Kayra menunduk dengan kedua tangannya yang bertautan. Hari ini persidangan di mulai, dan beberapa menit yang lalu persidangan sudah selesai. Ibunya mendapatkan hak asuh Olive, dan Ayahnya mendapatkan hak asuh dirinya. Olive sudah di bawa pergi oleh Ibunya ke Bandung, tempat kelahiran sang Ibu. Nyatanya dia tidak bisa membawa Olive tetap berada di sisinya."Kay?
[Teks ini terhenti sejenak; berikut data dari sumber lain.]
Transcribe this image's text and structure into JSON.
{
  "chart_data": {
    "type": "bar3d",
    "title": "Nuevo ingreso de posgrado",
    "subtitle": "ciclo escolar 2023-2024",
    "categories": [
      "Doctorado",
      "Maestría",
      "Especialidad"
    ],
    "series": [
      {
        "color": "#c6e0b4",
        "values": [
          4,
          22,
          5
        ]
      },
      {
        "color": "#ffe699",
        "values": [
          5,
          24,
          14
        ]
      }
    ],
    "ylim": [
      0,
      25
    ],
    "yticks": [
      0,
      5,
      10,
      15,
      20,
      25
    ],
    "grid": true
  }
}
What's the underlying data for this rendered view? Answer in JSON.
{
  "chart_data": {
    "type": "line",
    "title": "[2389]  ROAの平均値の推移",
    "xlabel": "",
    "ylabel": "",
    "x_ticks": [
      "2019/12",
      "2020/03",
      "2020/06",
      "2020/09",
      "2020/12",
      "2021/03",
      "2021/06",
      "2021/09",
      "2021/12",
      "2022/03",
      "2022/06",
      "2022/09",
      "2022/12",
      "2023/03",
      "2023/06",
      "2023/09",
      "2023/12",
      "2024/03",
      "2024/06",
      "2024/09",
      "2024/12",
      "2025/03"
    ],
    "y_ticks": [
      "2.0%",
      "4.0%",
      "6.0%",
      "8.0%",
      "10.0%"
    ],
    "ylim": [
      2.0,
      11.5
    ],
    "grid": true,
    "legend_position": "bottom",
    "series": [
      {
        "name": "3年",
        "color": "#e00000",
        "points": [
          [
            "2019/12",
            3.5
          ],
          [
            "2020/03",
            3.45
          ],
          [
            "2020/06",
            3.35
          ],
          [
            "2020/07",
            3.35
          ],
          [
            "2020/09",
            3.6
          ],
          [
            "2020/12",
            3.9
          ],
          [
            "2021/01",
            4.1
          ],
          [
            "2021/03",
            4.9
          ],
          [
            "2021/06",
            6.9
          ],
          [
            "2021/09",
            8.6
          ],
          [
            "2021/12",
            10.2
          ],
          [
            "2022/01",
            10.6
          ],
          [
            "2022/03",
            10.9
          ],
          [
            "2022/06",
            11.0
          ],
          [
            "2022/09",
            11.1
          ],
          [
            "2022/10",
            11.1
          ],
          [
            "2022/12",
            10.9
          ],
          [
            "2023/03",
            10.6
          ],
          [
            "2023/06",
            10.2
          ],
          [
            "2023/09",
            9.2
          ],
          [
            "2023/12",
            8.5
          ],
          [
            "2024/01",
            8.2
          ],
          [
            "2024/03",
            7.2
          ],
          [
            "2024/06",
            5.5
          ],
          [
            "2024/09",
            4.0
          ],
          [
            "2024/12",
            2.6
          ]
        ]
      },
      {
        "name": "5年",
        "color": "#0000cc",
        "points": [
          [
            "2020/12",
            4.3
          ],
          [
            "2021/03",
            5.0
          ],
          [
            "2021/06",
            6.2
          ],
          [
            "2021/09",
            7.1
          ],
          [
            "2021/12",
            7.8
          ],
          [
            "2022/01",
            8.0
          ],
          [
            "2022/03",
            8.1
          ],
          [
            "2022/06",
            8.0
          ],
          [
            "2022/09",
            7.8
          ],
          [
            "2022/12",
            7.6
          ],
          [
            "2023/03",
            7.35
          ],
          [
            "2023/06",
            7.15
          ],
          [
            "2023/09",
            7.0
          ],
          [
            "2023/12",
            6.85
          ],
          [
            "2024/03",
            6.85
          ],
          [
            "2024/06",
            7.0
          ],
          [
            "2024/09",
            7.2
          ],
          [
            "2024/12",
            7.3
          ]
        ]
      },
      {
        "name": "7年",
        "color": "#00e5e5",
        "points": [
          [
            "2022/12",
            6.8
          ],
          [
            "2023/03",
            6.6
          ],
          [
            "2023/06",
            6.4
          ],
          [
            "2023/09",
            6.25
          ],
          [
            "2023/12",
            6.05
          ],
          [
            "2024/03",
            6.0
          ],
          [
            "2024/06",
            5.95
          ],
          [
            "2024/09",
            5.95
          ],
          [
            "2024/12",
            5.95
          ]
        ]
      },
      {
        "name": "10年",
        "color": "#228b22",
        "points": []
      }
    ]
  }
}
Minum dulu." Reza duduk sebelah Kayra, dia membukakan tutup botol dan memberikannya pada Kayra.
Kayra menerima air mineral itu, meneguknya sekali lalu menaruhnya di sebelahnya yang kosong. Selain Reza dan Kanaya yang datang juga, Jehan serta Kendra datang, tapi ketiga orang itu sudah lebih dulu pulang, mereka memberi waktu Kayra.
"Ibu sama Ayah gue bener udah pisah?" tanyanya pada Reza yang bergeming. "Olive gak bakal tinggal bareng gue lagi, Rez?" Kedua matanya kembali memerah.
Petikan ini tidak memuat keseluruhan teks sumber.